Sometimes when the object is close, the camera works and the picture is taken but it happens 1 out of maybe 10 trials. 
I since learned how to focus manually, but I'm still bad in this and some of my pictures come out with no focus (it seems that after I focus manually, the focus ring moves a bit and this causes the picture to be off focus)
I hope I'm making sense. 
I can't return the camera anymore, it's been more than 14 days, but I'm hoping that maybe it's not the camera and not the lens. Maybe I'm just doing something wrong???
Thanks a lot
Any help appreciated!

P.S. I have 18-55 nikkor lens


----------



## Overread (May 4, 2008)

It should still have its 1 year warrenty (unless that is not present in the US).
But a squeaking noise is not normal - I would go back and ask at the shop I really would as you say you have been unable to get good results where in the past you did that means something is bust; and without you bashing the kit about it might just be a manufacture error that has come to light after use.


----------



## Jim H (May 4, 2008)

Don't profess to be an expert, but thought the whole D40 series didn't have AF ... unless using a lens with an internal motor. If that is accurate, it's your lens ... not the camera.


----------



## omiya (May 4, 2008)

yeah, before buying the camera I read that the lens has a motor for the autofocus. 

I'll try to see what's going on with the warranty. Very upsetting that my first experience is not a good one. 

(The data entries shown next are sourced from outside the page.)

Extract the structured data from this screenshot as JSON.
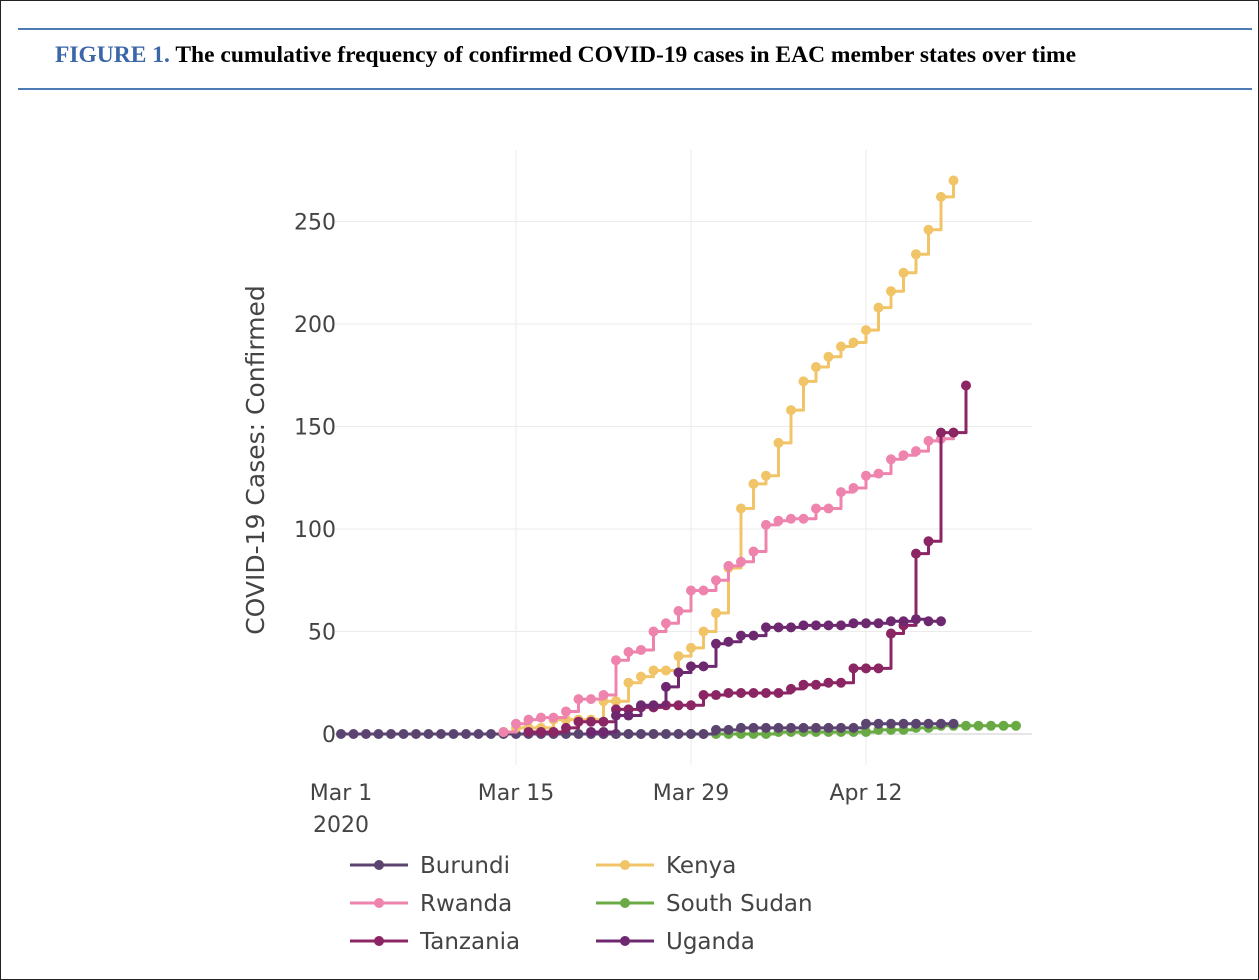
{
  "figure": {
    "label": "FIGURE 1.",
    "title": "The cumulative frequency of confirmed COVID-19 cases in EAC member states over time"
  },
  "chart_data": {
    "type": "line",
    "title": "",
    "xlabel": "",
    "ylabel": "COVID-19 Cases: Confirmed",
    "x_start": "Mar 1 2020",
    "x_ticks": [
      {
        "label": "Mar 1",
        "sublabel": "2020",
        "day": 0
      },
      {
        "label": "Mar 15",
        "sublabel": "",
        "day": 14
      },
      {
        "label": "Mar 29",
        "sublabel": "",
        "day": 28
      },
      {
        "label": "Apr 12",
        "sublabel": "",
        "day": 42
      }
    ],
    "xlim": [
      0,
      55
    ],
    "ylim": [
      -5,
      280
    ],
    "y_ticks": [
      0,
      50,
      100,
      150,
      200,
      250
    ],
    "grid": true,
    "legend_position": "bottom",
    "series": [
      {
        "name": "Burundi",
        "color": "#5b4570",
        "start_day": 0,
        "values": [
          0,
          0,
          0,
          0,
          0,
          0,
          0,
          0,
          0,
          0,
          0,
          0,
          0,
          0,
          0,
          0,
          0,
          0,
          0,
          0,
          0,
          0,
          0,
          0,
          0,
          0,
          0,
          0,
          0,
          0,
          2,
          2,
          3,
          3,
          3,
          3,
          3,
          3,
          3,
          3,
          3,
          3,
          5,
          5,
          5,
          5,
          5,
          5,
          5,
          5
        ]
      },
      {
        "name": "Kenya",
        "color": "#f0c467",
        "start_day": 13,
        "values": [
          1,
          3,
          3,
          3,
          7,
          7,
          7,
          7,
          16,
          16,
          25,
          28,
          31,
          31,
          38,
          42,
          50,
          59,
          81,
          110,
          122,
          126,
          142,
          158,
          172,
          179,
          184,
          189,
          191,
          197,
          208,
          216,
          225,
          234,
          246,
          262,
          270
        ]
      },
      {
        "name": "Rwanda",
        "color": "#ee84ad",
        "start_day": 13,
        "values": [
          1,
          5,
          7,
          8,
          8,
          11,
          17,
          17,
          19,
          36,
          40,
          41,
          50,
          54,
          60,
          70,
          70,
          75,
          82,
          84,
          89,
          102,
          104,
          105,
          105,
          110,
          110,
          118,
          120,
          126,
          127,
          134,
          136,
          138,
          143,
          144,
          147
        ]
      },
      {
        "name": "South Sudan",
        "color": "#6aaa45",
        "start_day": 21,
        "values": [
          0,
          0,
          0,
          0,
          0,
          0,
          0,
          0,
          0,
          0,
          0,
          0,
          0,
          0,
          1,
          1,
          1,
          1,
          1,
          1,
          1,
          1,
          2,
          2,
          2,
          3,
          3,
          4,
          4,
          4,
          4,
          4,
          4,
          4
        ]
      },
      {
        "name": "Tanzania",
        "color": "#8b2563",
        "start_day": 15,
        "values": [
          1,
          1,
          1,
          3,
          6,
          6,
          6,
          12,
          12,
          13,
          13,
          14,
          14,
          14,
          19,
          19,
          20,
          20,
          20,
          20,
          20,
          22,
          24,
          24,
          25,
          25,
          32,
          32,
          32,
          49,
          53,
          88,
          94,
          147,
          147,
          170
        ]
      },
      {
        "name": "Uganda",
        "color": "#6e2870",
        "start_day": 20,
        "values": [
          1,
          1,
          9,
          9,
          14,
          14,
          23,
          30,
          33,
          33,
          44,
          45,
          48,
          48,
          52,
          52,
          52,
          53,
          53,
          53,
          53,
          54,
          54,
          54,
          55,
          55,
          56,
          55,
          55
        ]
      }
    ]
  }
}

What about the manual focus that doesn't seem to stay in place, is it my skill or once again it could be a problem with the lens??
thanks


----------



## Overread (May 4, 2008)

well if the motor elements in the lens are broken in some way then there is a very strong chance that this might be directly affecting your manual focus -- skill is one thing but if the kit is damaged thats it.
It might just be a once off error on manufacture so don't beat yourself up over it


----------



## Mav (May 4, 2008)

The 18-55 has the internal motor.  You shouldn't be hearing any squeaking noises though.  Just double check that you didn't actually flip the lens into manual focus mode.  If it still doesn't work, just call Nikon and they'll send you a replacement.


----------



## JimmyO (May 4, 2008)

yup, sounds like the lense, i would call Nikon


----------



## Mav (May 4, 2008)

BTW, if you want to manually focus, you need to make sure to flip the lens in to manual focus mode.  It has the cheap AF-S variant which doesn't allow instant manual focus override.  You "may" damage the lens if you try to manually focus while it's still in Auto mode.  The manual switch disengages a clutch mechanism to allow the manual focusing.


----------



## omiya (May 4, 2008)

thanks!
Do I also have to change to manual focus in the settings every time?


----------



## Mav (May 4, 2008)

The switch on the lens, yes!  The fancier AF-S lenses give you instant manual focus override, so no need to mess around with switching, which is nice.


----------